Jerk Chicken with Pineapple Salsa
Ingredients
- 4 boneless, skinless chicken breasts, quartered
- 1/3 cup olive oil
- Juice of 3 limes (about 4 tablespoons)
- 2 tablespoons soy sauce
- 2 tablespoons Jamaican Jerk Beach Spice
- 1 ½ tablespoon honey
- 1 cup diced pineapple
- ½ onion, diced
- Handful of mixed herbs in season (coriander, parsley, dill, mint are all very tasty), roughly chopped
- Salt to taste
Method
1. Marinate the Chicken: Begin by slicing the chicken breasts into quarters. In a mixing bowl, combine olive oil, three tablespoons of the lime juice, soy sauce and the Jamaican Jerk Beach Spice to create the marinade. Add the chicken breasts to the bowl, ensuring they are fully coated in the marinade. Marinate the chicken for at least 30 minutes.
2. Prepare the Pineapple Salsa: In a separate bowl, combine diced pineapple, onion, left over lime juice, honey, and salt. Mix thoroughly to ensure all ingredients are well combined. Cover the bowl and refrigerate until ready to use.

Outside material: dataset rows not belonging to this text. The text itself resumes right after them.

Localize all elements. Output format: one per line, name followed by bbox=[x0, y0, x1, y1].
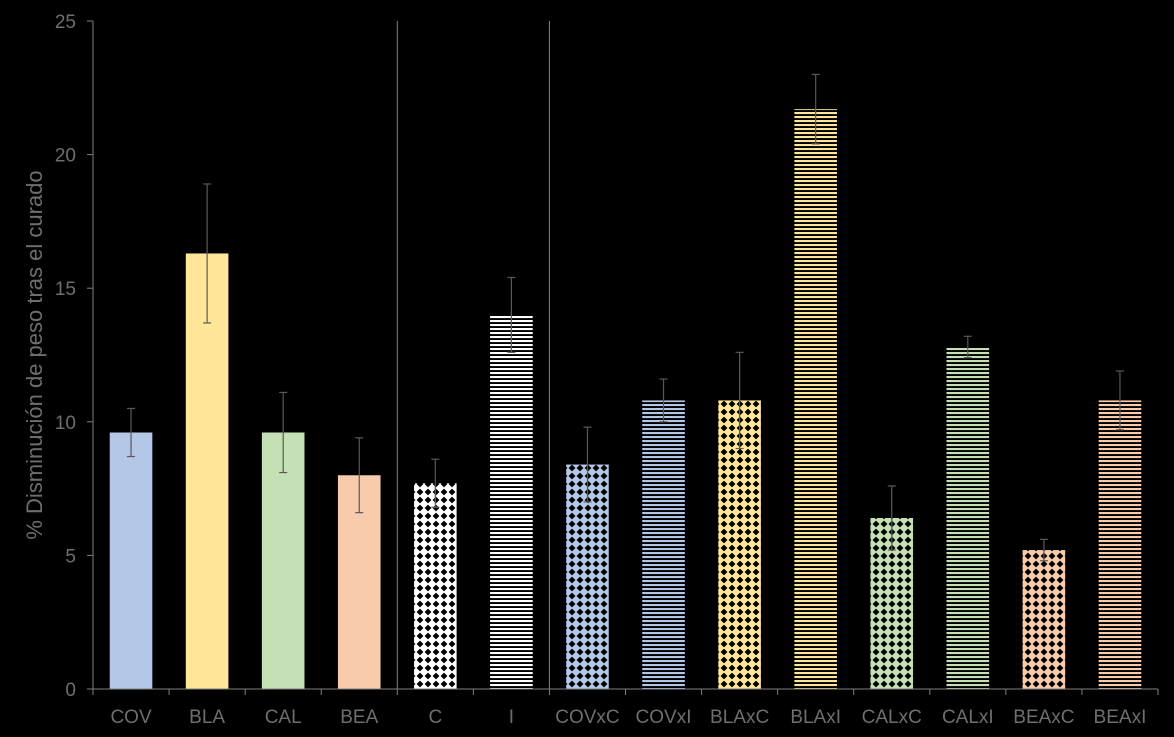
bars-group bbox=[109, 109, 1142, 690]
error-bar-i bbox=[507, 276, 516, 353]
x-tick-label: CALxI bbox=[942, 707, 994, 728]
error-bar-beaxc bbox=[1039, 538, 1048, 562]
x-tick-label: COVxI bbox=[636, 707, 692, 728]
bar-i bbox=[490, 314, 533, 689]
bar-bla bbox=[185, 253, 229, 690]
bar-calxi bbox=[946, 346, 990, 689]
error-bar-bla bbox=[203, 183, 212, 324]
bar-c bbox=[414, 483, 457, 689]
x-tick-label: BLA bbox=[189, 707, 225, 728]
error-bar-c bbox=[431, 458, 440, 508]
x-tick-label: BEAxI bbox=[1094, 707, 1147, 728]
axes-group bbox=[87, 20, 1159, 695]
y-tick-label: 10 bbox=[55, 413, 76, 434]
error-bar-covxi bbox=[659, 378, 668, 423]
x-tick-labels: COV BLA CAL BEA C I COVxC COVxI BLAxC BLAxI CALxC C… bbox=[110, 707, 1146, 728]
x-tick-label: BEA bbox=[340, 707, 378, 728]
x-tick-label: BLAxC bbox=[710, 707, 769, 728]
x-tick-label: BLAxI bbox=[790, 707, 841, 728]
y-tick-label: 0 bbox=[65, 680, 76, 701]
error-bar-blaxi bbox=[811, 73, 820, 145]
x-tick-label: I bbox=[509, 707, 514, 728]
y-tick-label: 15 bbox=[55, 279, 76, 300]
error-bar-blaxc bbox=[735, 351, 744, 450]
y-tick-labels: 0 5 10 15 20 25 bbox=[55, 12, 76, 701]
error-bar-bea bbox=[355, 437, 364, 514]
error-bar-calxc bbox=[887, 485, 896, 551]
x-tick-label: CAL bbox=[265, 707, 302, 728]
x-tick-label: CALxC bbox=[862, 707, 922, 728]
error-bar-cal bbox=[279, 391, 288, 474]
x-tick-label: COVxC bbox=[555, 707, 619, 728]
x-tick-label: BEAxC bbox=[1013, 707, 1074, 728]
bar-blaxi bbox=[794, 109, 837, 689]
x-tick-label: C bbox=[428, 707, 442, 728]
y-tick-label: 20 bbox=[55, 146, 76, 167]
bar-beaxi bbox=[1098, 400, 1142, 689]
error-bar-cov bbox=[127, 407, 136, 458]
error-bar-calxi bbox=[963, 335, 972, 359]
error-bar-beaxi bbox=[1115, 370, 1124, 431]
y-tick-label: 25 bbox=[55, 12, 76, 33]
bar-cal bbox=[261, 432, 305, 689]
group-separators bbox=[396, 21, 550, 689]
x-tick-label: COV bbox=[110, 707, 152, 728]
error-bar-covxc bbox=[583, 426, 592, 503]
bar-beaxc bbox=[1022, 550, 1066, 689]
error-bars-group bbox=[127, 73, 1124, 562]
bar-cov bbox=[109, 432, 153, 689]
bar-covxi bbox=[642, 400, 685, 689]
y-tick-label: 5 bbox=[65, 546, 76, 567]
y-axis-title: % Disminución de peso tras el curado bbox=[22, 170, 47, 539]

3. Cook the Chicken: Remove the chicken from the fridge, place on an oven tray. Pour the Pineapple Salsa over the top. Cook for 40 minutes on 180 degrees celsius.
4. Top with the Mixed Herbs: Serve the chicken and top with the roughly chopped mixed herbs.
4. Serve: Serve with grilled and steamed vegetables or a healthy summer salad.